Make A Splash and Going Blue are both practical guides that are specifically focused on and provide activities to solve environmental problems. Make A Splash is for elementary school kids and Going Blue is for middle and high school. Those books were designed as guides to help kids understand how to take action.
Follow the Moon Home is a picture book and fictional narrative. It’s about a little girl who moves to a new town and, as her summer project, she decides to gather her friends and take the initiative to protect sea turtles.
The whole idea [behind the book] is still “Young people can change the world. They don’t have to wait for adults.” In fact, kids often are the ones that drive the initiative, and we wanted to profile that kind of behavior. We looked at Make A Splash and said OK, what’s the “ideal child” [who would use this guide] and what would they do? That’s where the story of Vivian in Follow the Moon Home comes from.

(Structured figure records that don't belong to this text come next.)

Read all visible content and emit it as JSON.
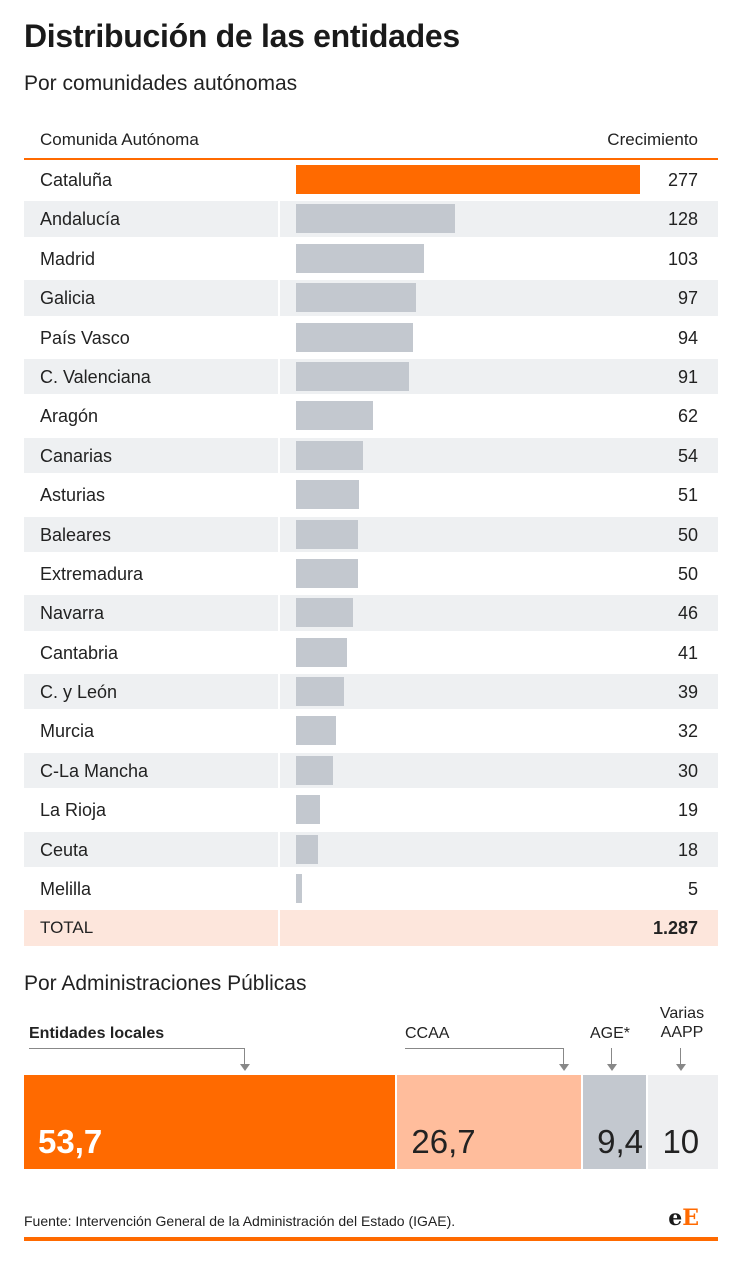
{
  "title": "Distribución de las entidades",
  "subtitle": "Por comunidades autónomas",
  "table": {
    "col_region": "Comunida Autónoma",
    "col_value": "Crecimiento"
  },
  "chart_data": [
    {
      "type": "bar",
      "orientation": "horizontal",
      "categories": [
        "Cataluña",
        "Andalucía",
        "Madrid",
        "Galicia",
        "País Vasco",
        "C. Valenciana",
        "Aragón",
        "Canarias",
        "Asturias",
        "Baleares",
        "Extremadura",
        "Navarra",
        "Cantabria",
        "C. y León",
        "Murcia",
        "C-La Mancha",
        "La Rioja",
        "Ceuta",
        "Melilla"
      ],
      "values": [
        277,
        128,
        103,
        97,
        94,
        91,
        62,
        54,
        51,
        50,
        50,
        46,
        41,
        39,
        32,
        30,
        19,
        18,
        5
      ],
      "value_labels": [
        "277",
        "128",
        "103",
        "97",
        "94",
        "91",
        "62",
        "54",
        "51",
        "50",
        "50",
        "46",
        "41",
        "39",
        "32",
        "30",
        "19",
        "18",
        "5"
      ],
      "highlight_color": "#ff6a00",
      "bar_color": "#c3c8cf",
      "total_label": "TOTAL",
      "total_value": "1.287"
    },
    {
      "type": "bar",
      "orientation": "stacked-horizontal",
      "title": "Por Administraciones Públicas",
      "categories": [
        "Entidades locales",
        "CCAA",
        "AGE*",
        "Varias AAPP"
      ],
      "values": [
        53.7,
        26.7,
        9.4,
        10
      ],
      "value_labels": [
        "53,7",
        "26,7",
        "9,4",
        "10"
      ],
      "colors": [
        "#ff6a00",
        "#ffbd9c",
        "#c3c8cf",
        "#eeeff1"
      ],
      "text_colors": [
        "#ffffff",
        "#222222",
        "#222222",
        "#222222"
      ]
    }
  ],
  "source": "Fuente: Intervención General de la Administración del Estado (IGAE).",
  "logo": {
    "part1": "e",
    "part2": "E"
  }
}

In my mind, the story is a good example of how young people can change the world by motivating their entire community and helping change attitudes, hearts, and minds.
RN: Most people know you as an explorer, environmental advocate, and TV host but you also refer to yourself as a “social entrepreneur.” Can you tell us more about that less familiar “title,” and why it has become an important aspect of your work?
PC: To solve problems in the world today, we need more than just non-profits, NGOs, and foundations. There’s no question those organizations are important, but they’re insufficient on their own. We need businesses and industry to be a part of the solutions.
About six or seven years ago, I recognized the need and an opportunity for me to be involved in the “impact investors” movement. Basically, finding ways for people to put their money where their mouth is in terms of investing in businesses that are not only profitable, but also share the same kind of environmental, social, and governance values that a lot of people care about.
So, we launched an investment fund on the New York Stock Exchange about five years ago called the Global Echo Exchange Traded Fund (NYSE: GIVE) to give people an easy way to do this. The idea was to create an impact investment platform that would give back a percentage of the financial advisors’ management fee to our charitable foundation, the Global Echo Foundation. The Foundation then invests in initiatives around women and girls and environmental sustainability, which are all connected.
As social entrepreneurs, we’re attempting to leverage business, industry, and nonprofits to solve problems.
With initial funds from the Foundation, our project built solar panels at Panzi Hospital in the eastern part of Democratic Republic of Congo, which is world-renowned for its treatment of survivors of sexual violence as well as its healthcare for women, girls, and children, in general. And this is in a part of the world that so desperately needs help and is so ridden by strife – much of it driven by [scarcity of] natural resources in Congo.
As my grandfather always said, “You can’t build environmental sustainability without building human sustainability.” And the best way to do that is to invest in women and girls. This project invested in supporting Panzi Hospital as a way to help them transition off fossil fuel, reduce the destruction of natural resources in that country, and empower women and children in that community to help build a more sustainable society.
We look at the intersection between people and the environment, which is where we need to be looking. If we can solve human problems we can solve environmental problems at the same time, and vice-versa.
The GIVE fund is still active. We’re still raising money in the Foundation through the fund, and we’re looking forward to other projects to support in the future.